Here’s what’s significant about the aftermath of Kennedy’s murder: the whole country went along with Washington’s stage management. People who spoke up learned to be quiet, fast. People who spoke up knew where they stood: they stood to lose their careers, and perhaps more, for their boldness. If you did not accept the official story, from beginning to end, you could find yourself in a lot of trouble. The people who did speak up discovered that quickly. Most were reticent. People knew that to stay out of trouble, follow the lead of the greatest string-puller of all, Lyndon Johnson.
Here is a question that would be rather hard to answer. We know that political assassinations have occurred often in history. Some, like Jack Kennedy’s or Julius Caesar’s, are quite open. They occur in public. Others occur in private. Poison or hidden daggers in the palace might be the weapon of choice in that case. Whether public or private, I’m curious whether followers of those leaders readily accepted official stories about why their leaders died. Did they engage in the kind of collective ignorance and forgetfulness that the United States experienced after Kennedy’s death? Did they purposely overlook the evidence of assassination, and the dishonesty required to hide that evidence? Did they, as we did for Lyndon, give the new leader a pass on this one?
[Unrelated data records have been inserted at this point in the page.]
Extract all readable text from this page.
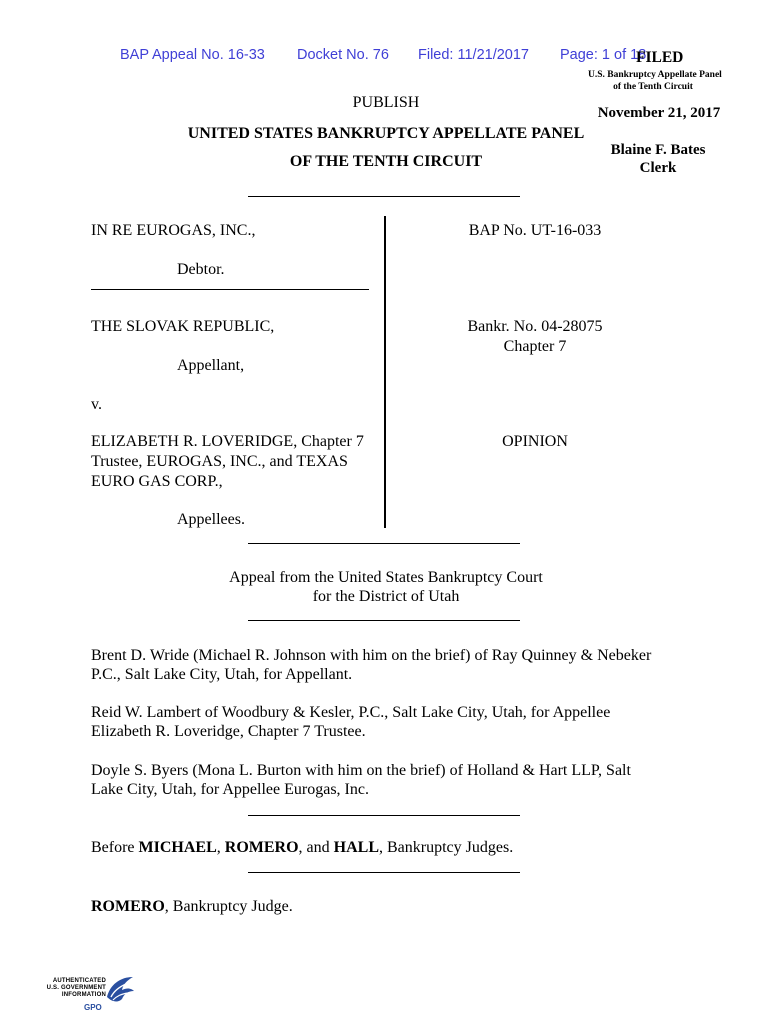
BAP Appeal No. 16-33 Docket No. 76 Filed: 11/21/2017 Page: 1 of 18
FILED
U.S. Bankruptcy Appellate Panel
of the Tenth Circuit
November 21, 2017
Blaine F. Bates
Clerk
PUBLISH
UNITED STATES BANKRUPTCY APPELLATE PANEL
OF THE TENTH CIRCUIT
IN RE EUROGAS, INC.,
Debtor.
THE SLOVAK REPUBLIC,
Appellant,
v.
ELIZABETH R. LOVERIDGE, Chapter 7
Trustee, EUROGAS, INC., and TEXAS
EURO GAS CORP.,
Appellees.
BAP No. UT-16-033
Bankr. No. 04-28075
Chapter 7
OPINION
Appeal from the United States Bankruptcy Court
for the District of Utah
Brent D. Wride (Michael R. Johnson with him on the brief) of Ray Quinney & Nebeker
P.C., Salt Lake City, Utah, for Appellant.
Reid W. Lambert of Woodbury & Kesler, P.C., Salt Lake City, Utah, for Appellee
Elizabeth R. Loveridge, Chapter 7 Trustee.
Doyle S. Byers (Mona L. Burton with him on the brief) of Holland & Hart LLP, Salt
Lake City, Utah, for Appellee Eurogas, Inc.
Before MICHAEL, ROMERO, and HALL, Bankruptcy Judges.
ROMERO, Bankruptcy Judge.
AUTHENTICATED
U.S. GOVERNMENT
INFORMATION
GPO
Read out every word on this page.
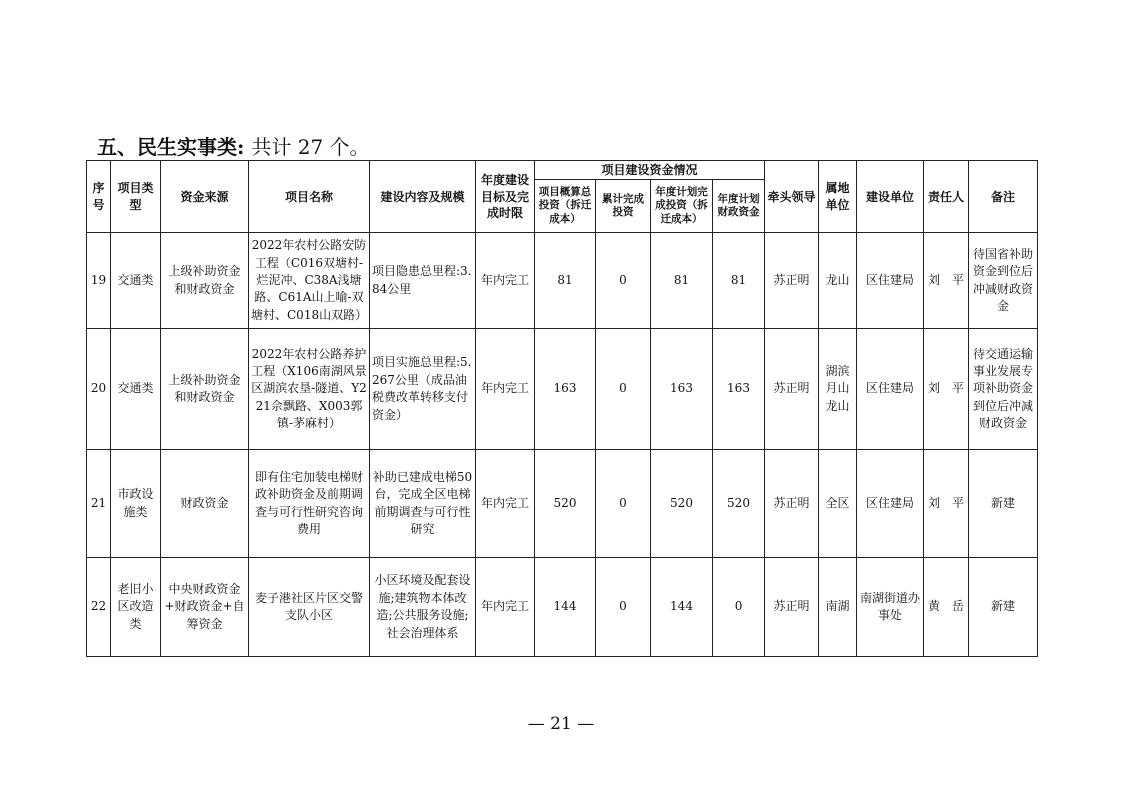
五、民生实事类: 共计 27 个。
序号	项目类型	资金来源	项目名称	建设内容及规模	年度建设目标及完成时限	项目建设资金情况				牵头领导	属地单位	建设单位	责任人	备注
						项目概算总投资（拆迁成本）	累计完成投资	年度计划完成投资（拆迁成本）	年度计划财政资金					
19	交通类	上级补助资金和财政资金	2022年农村公路安防工程（C016双塘村-烂泥冲、C38A浅塘路、C61A山上喻-双塘村、C018山双路）	项目隐患总里程:3.84公里	年内完工	81	0	81	81	苏正明	龙山	区住建局	刘　平	待国省补助资金到位后冲减财政资金
20	交通类	上级补助资金和财政资金	2022年农村公路养护工程（X106南湖风景区湖滨农垦-隧道、Y221佘飘路、X003郭镇-茅麻村）	项目实施总里程:5.267公里（成品油税费改革转移支付资金）	年内完工	163	0	163	163	苏正明	湖滨月山龙山	区住建局	刘　平	待交通运输事业发展专项补助资金到位后冲减财政资金
21	市政设施类	财政资金	即有住宅加装电梯财政补助资金及前期调查与可行性研究咨询费用	补助已建成电梯50台，完成全区电梯前期调查与可行性研究	年内完工	520	0	520	520	苏正明	全区	区住建局	刘　平	新建
22	老旧小区改造类	中央财政资金+财政资金+自筹资金	麦子港社区片区交警支队小区	小区环境及配套设施;建筑物本体改造;公共服务设施;社会治理体系	年内完工	144	0	144	0	苏正明	南湖	南湖街道办事处	黄　岳	新建
— 21 —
If this analysis is correct, Dallas bears an extra burden of shame only because the murder occurred there. Close to the crime, officials there had an obligation — and resources — to find out how such an infamous act occurred in their city. They did not act. They accepted direction from Washington’s string-pullers. They rolled over. Of all people, Dallas’s law enforcement officials had the most to lose if they crossed Washington. If you speak up in an environment like that, you are going to get fired or sidelined.
On the other side, if Dallas officials had pursued the truth, they could have saved their city’s reputation. The taint that remains with the city today is not the taint of hate; it is the taint of dishonesty. Instead of the Dallas Love Project, we needed — wanted — to see the Dallas Honesty Project. Dallas could redeem itself, if it sought to create truth posters rather than love posters.
We might wish now that Dallas had led the way to discovering the truth about Kennedy’s murder, as well as Tippit’s, but we can’t place all responsibility for these matters in one city. If leaders in that city know they can count on backing from the rest of the country, they might still mount the investigation that should have occurred fifty years ago. It would be historical research now, not a criminal investigation, but it could happen. To start with, we could try to find out who actually killed J. D. Tippit, and go from there to some bigger questions.